The People's Health & Wellness Clinic in Barre provides a variety of services for their clients, including a number of different types of body treatments, including massage.
"We have been doing it for 19 years with no issues, so as a clinic we were very concerned," said the clinic's Peter Youngbaer.
Youngbaer is referring to an ordinance proposed by Barre City Mayor Thom Lauzon, requiring anyone who engages in massage and body work to get licensed by the city, or face fines -- even jail time.

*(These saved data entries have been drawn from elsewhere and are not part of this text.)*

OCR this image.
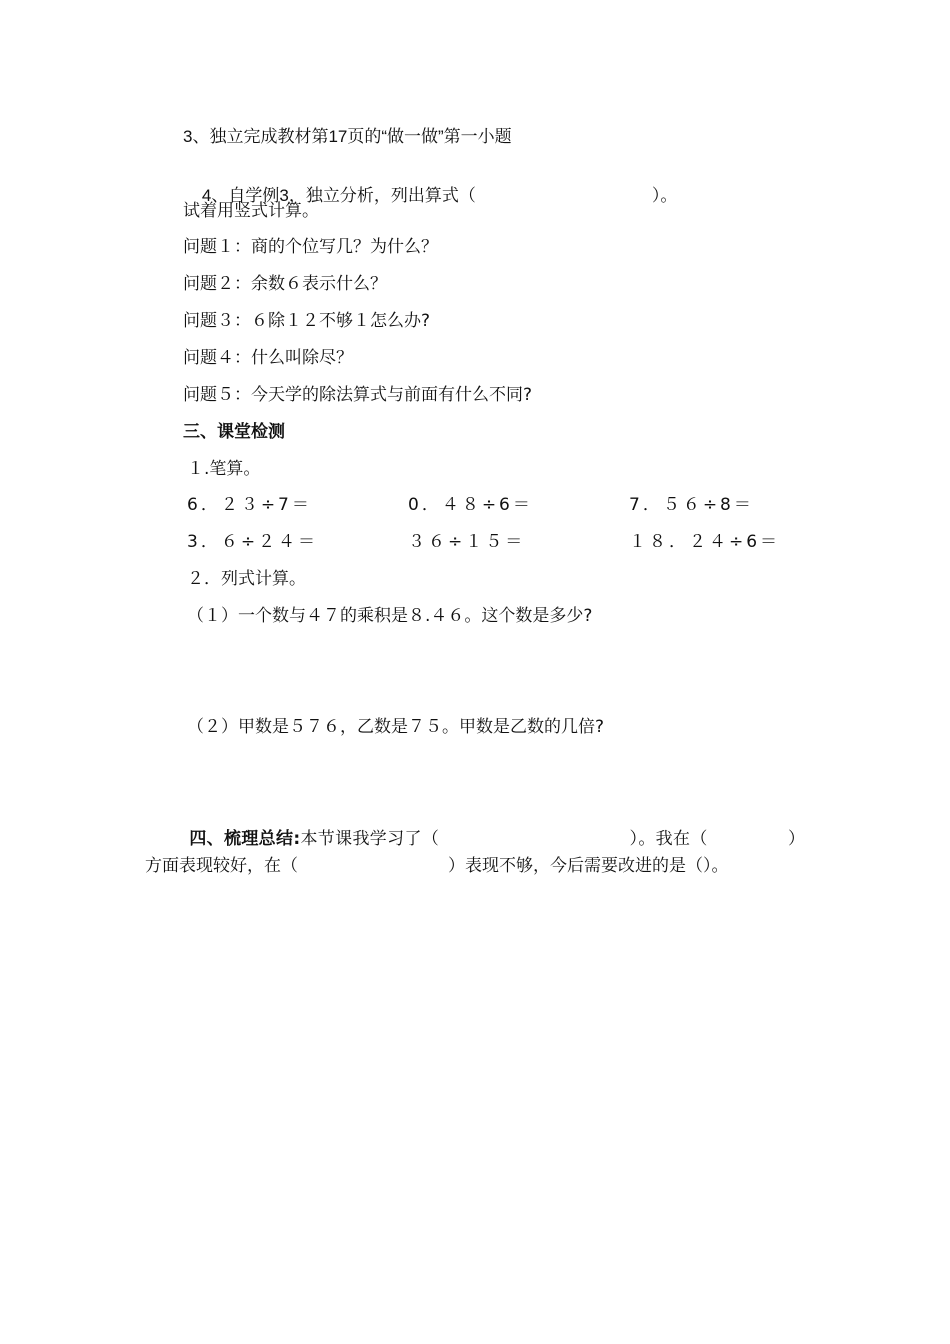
3、独立完成教材第17页的“做一做”第一小题

4、自学例3，独立分析，列出算式（	）。

试着用竖式计算。
问题１：商的个位写几？为什么？
问题２：余数６表示什么？
问题３：６除１２不够１怎么办?
问题４：什么叫除尽？
问题５：今天学的除法算式与前面有什么不同?
三、课堂检测
１.笔算。
6．２３÷7＝	0．４８÷6＝	7．５６÷8＝
3．６÷２４＝	３６÷１５＝	１８．２４÷6＝
２．列式计算。
（１）一个数与４７的乘积是８.４６。这个数是多少?
（２）甲数是５７６，乙数是７５。甲数是乙数的几倍?
四、梳理总结:本节课我学习了（	）。我在（	）方面表现较好，在（	）表现不够，今后需要改进的是（）。
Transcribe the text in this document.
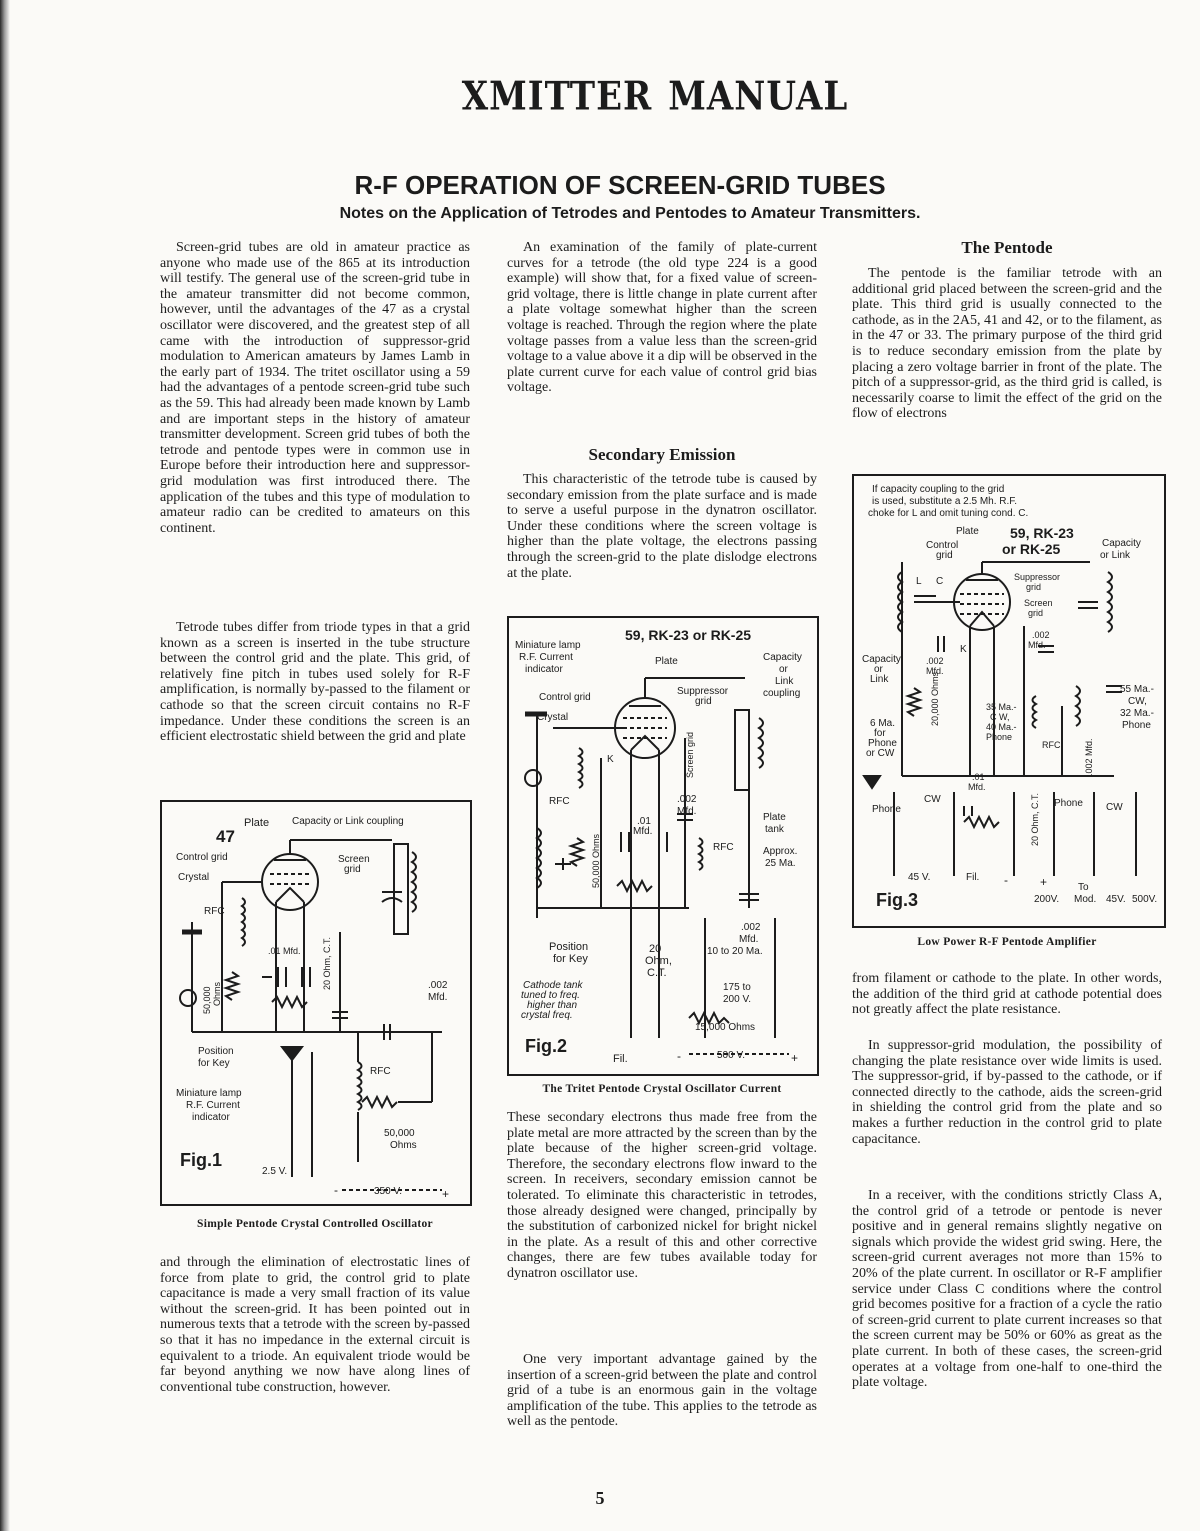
XMITTER MANUAL
R-F OPERATION OF SCREEN-GRID TUBES
Notes on the Application of Tetrodes and Pentodes to Amateur Transmitters.

Screen-grid tubes are old in amateur practice as anyone who made use of the 865 at its introduction will testify. The general use of the screen-grid tube in the amateur transmitter did not become common, however, until the advantages of the 47 as a crystal oscillator were discovered, and the greatest step of all came with the introduction of suppressor-grid modulation to American amateurs by James Lamb in the early part of 1934. The tritet oscillator using a 59 had the advantages of a pentode screen-grid tube such as the 59. This had already been made known by Lamb and are important steps in the history of amateur transmitter development. Screen grid tubes of both the tetrode and pentode types were in common use in Europe before their introduction here and suppressor-grid modulation was first introduced there. The application of the tubes and this type of modulation to amateur radio can be credited to amateurs on this continent.

Tetrode tubes differ from triode types in that a grid known as a screen is inserted in the tube structure between the control grid and the plate. This grid, of relatively fine pitch in tubes used solely for R-F amplification, is normally by-passed to the filament or cathode so that the screen circuit contains no R-F impedance. Under these conditions the screen is an efficient electrostatic shield between the grid and plate

Plate Capacity or Link coupling
47
Control grid	Screen
grid
Crystal
RFC
.01 Mfd. 20 Ohm, C.T.
50,000 Ohms	.002
Mfd.
Position
for Key
RFC
Miniature lamp
R.F. Current
indicator
50,000
Ohms
Fig.1
2.5 V.
-	350 V.	+
Simple Pentode Crystal Controlled Oscillator

and through the elimination of electrostatic lines of force from plate to grid, the control grid to plate capacitance is made a very small fraction of its value without the screen-grid. It has been pointed out in numerous texts that a tetrode with the screen by-passed so that it has no impedance in the external circuit is equivalent to a triode. An equivalent triode would be far beyond anything we now have along lines of conventional tube construction, however.

An examination of the family of plate-current curves for a tetrode (the old type 224 is a good example) will show that, for a fixed value of screen-grid voltage, there is little change in plate current after a plate voltage somewhat higher than the screen voltage is reached. Through the region where the plate voltage passes from a value less than the screen-grid voltage to a value above it a dip will be observed in the plate current curve for each value of control grid bias voltage.

Secondary Emission

This characteristic of the tetrode tube is caused by secondary emission from the plate surface and is made to serve a useful purpose in the dynatron oscillator. Under these conditions where the screen voltage is higher than the plate voltage, the electrons passing through the screen-grid to the plate dislodge electrons at the plate.

59, RK-23 or RK-25
Miniature lamp
R.F. Current
indicator
Plate	Capacity
or
Link
coupling
Control grid
Suppressor
grid
Crystal
Screen grid
K
RFC	.002
Mfd.
.01
Mfd.
50,000 Ohms
Plate
tank
RFC	Approx.
25 Ma.
.002
Mfd.
Position
for Key
20
Ohm,
C.T.
10 to 20 Ma.
Cathode tank
tuned to freq.
higher than
crystal freq.
175 to
200 V.
15,000 Ohms
Fig.2
Fil.	-	500 V.	+
The Tritet Pentode Crystal Oscillator Current

These secondary electrons thus made free from the plate metal are more attracted by the screen than by the plate because of the higher screen-grid voltage. Therefore, the secondary electrons flow inward to the screen. In receivers, secondary emission cannot be tolerated. To eliminate this characteristic in tetrodes, those already designed were changed, principally by the substitution of carbonized nickel for bright nickel in the plate. As a result of this and other corrective changes, there are few tubes available today for dynatron oscillator use.

One very important advantage gained by the insertion of a screen-grid between the plate and control grid of a tube is an enormous gain in the voltage amplification of the tube. This applies to the tetrode as well as the pentode.

The Pentode

The pentode is the familiar tetrode with an additional grid placed between the screen-grid and the plate. This third grid is usually connected to the cathode, as in the 2A5, 41 and 42, or to the filament, as in the 47 or 33. The primary purpose of the third grid is to reduce secondary emission from the plate by placing a zero voltage barrier in front of the plate. The pitch of a suppressor-grid, as the third grid is called, is necessarily coarse to limit the effect of the grid on the flow of electrons

If capacity coupling to the grid
is used, substitute a 2.5 Mh. R.F.
choke for L and omit tuning cond. C.
Plate
Control
grid
59, RK-23
or RK-25	Capacity
or Link
L C	Suppressor
grid
Screen
grid
K
.002
Mfd.
.002
Mfd.
Capacity
or
Link	20,000 Ohms	35 Ma.-
C W,
40 Ma.-
Phone
RFC	.002 Mfd.
55 Ma.-
CW,
32 Ma.-
Phone
6 Ma.
for
Phone
or CW
.01
Mfd.
20 Ohm, C.T.
Phone
CW	Phone CW
45 V.	Fil. -	+	To
200V. Mod. 45V. 500V.
Fig.3
Low Power R-F Pentode Amplifier

from filament or cathode to the plate. In other words, the addition of the third grid at cathode potential does not greatly affect the plate resistance.

In suppressor-grid modulation, the possibility of changing the plate resistance over wide limits is used. The suppressor-grid, if by-passed to the cathode, or if connected directly to the cathode, aids the screen-grid in shielding the control grid from the plate and so makes a further reduction in the control grid to plate capacitance.

In a receiver, with the conditions strictly Class A, the control grid of a tetrode or pentode is never positive and in general remains slightly negative on signals which provide the widest grid swing. Here, the screen-grid current averages not more than 15% to 20% of the plate current. In oscillator or R-F amplifier service under Class C conditions where the control grid becomes positive for a fraction of a cycle the ratio of screen-grid current to plate current increases so that the screen current may be 50% or 60% as great as the plate current. In both of these cases, the screen-grid operates at a voltage from one-half to one-third the plate voltage.

5
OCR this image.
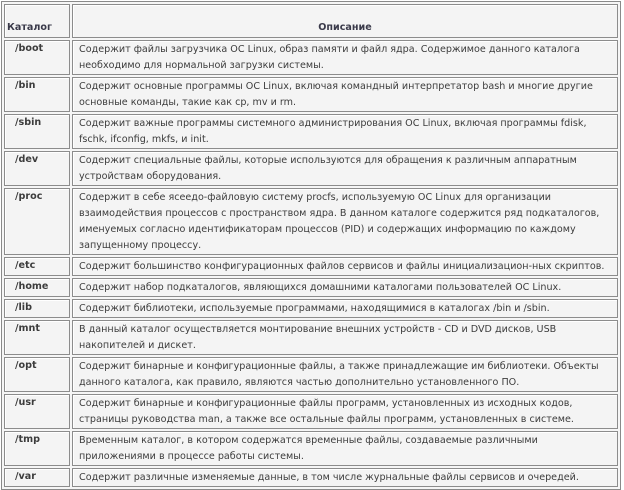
Каталог	Описание
/boot	Содержит файлы загрузчика ОС Linux, образ памяти и файл ядра. Содержимое данного каталога необходимо для нормальной загрузки системы.
/bin	Содержит основные программы ОС Linux, включая командный интерпретатор bash и многие другие основные команды, такие как cp, mv и rm.
/sbin	Содержит важные программы системного администрирования ОС Linux, включая программы fdisk, fschk, ifconfig, mkfs, и init.
/dev	Содержит специальные файлы, которые используются для обращения к различным аппаратным устройствам оборудования.
/proc	Содержит в себе ясеедо-файловую систему procfs, используемую ОС Linux для организации взаимодействия процессов с пространством ядра. В данном каталоге содержится ряд подкаталогов, именуемых согласно идентификаторам процессов (PID) и содержащих информацию по каждому запущенному процессу.
/etc	Содержит большинство конфигурационных файлов сервисов и файлы инициализацион-ных скриптов.
/home	Содержит набор подкаталогов, являющихся домашними каталогами пользователей ОС Linux.
/lib	Содержит библиотеки, используемые программами, находящимися в каталогах /bin и /sbin.
/mnt	В данный каталог осуществляется монтирование внешних устройств - CD и DVD дисков, USB накопителей и дискет.
/opt	Содержит бинарные и конфигурационные файлы, а также принадлежащие им библиотеки. Объекты данного каталога, как правило, являются частью дополнительно установленного ПО.
/usr	Содержит бинарные и конфигурационные файлы программ, установленных из исходных кодов, страницы руководства man, а также все остальные файлы программ, установленных в системе.
/tmp	Временным каталог, в котором содержатся временные файлы, создаваемые различными приложениями в процессе работы системы.
/var	Содержит различные изменяемые данные, в том числе журнальные файлы сервисов и очередей.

Mayor Lauzon said he was concerned about his community following the investigation of alleged prostitution rings -- acting as health spas -- in Chittenden County and Bennington. This coincided with the opening of the Chinese Massage on Barre's South Main Street in July -- which went through the city's permitting process.
Youngbaer is a former legislator and worked on getting different professions licensed in the state. He says the Mayor over-stepped his bounds. Licensing he says is a state issue. "I was concerned about fees for us, fees being a barrier for volunteers. I thought what they proposed was overreaching in terms of what was required and I didn't think it was their purview. That's why we objected," Youngbaer said.
But there was another reason Youngbaer -- who admits he did not read the proposed ordinance -- objected to the Mayor's move. "I do think that the entire profession of body workers here in Central Vermont was insulted and I thought that there was a little bit of ethnic profiling in the way the story played out here and I think both of those things were wrong," he said.
"That's ridiculous," responded Mayor Lauzon. "So when we license liquor establishments am I anti Irish? It's just ridiculous to stay it is racial profiling."
Secretary of State Jim Condos recently met with federal, state and local law enforcement officials concerning the alleged illegal activities at "health spas" and he said the conclusion was that there are laws in Vermont covering prostitution and human trafficking, which he says is a separate issue from whether massage therapists should be licensed.
WCAX attempted to talk to the owners of Chinese Massage in Barre, but Xiu Zen Bai spoke very little English and the number she gave to talk to her husband was out of service.
Mayor Lauzon said he has not talked to the business owners either. "I have absolutely no information to know whether it is or isn't. I think it is, for the most part, a legit business, but again if it were licensed you wouldn't have to ask that question would you?" he said.
The legislature did take up the issue of licensing massage therapists in 2010 at the request of a national massage therapist group. It issued a report recommending that licensing was not necessary. But Secretary of State Condos says he is willing to take another look at the issue if there is interest in the legislature.
Mayor Lauzon said he still supports state licensing for massage therapists.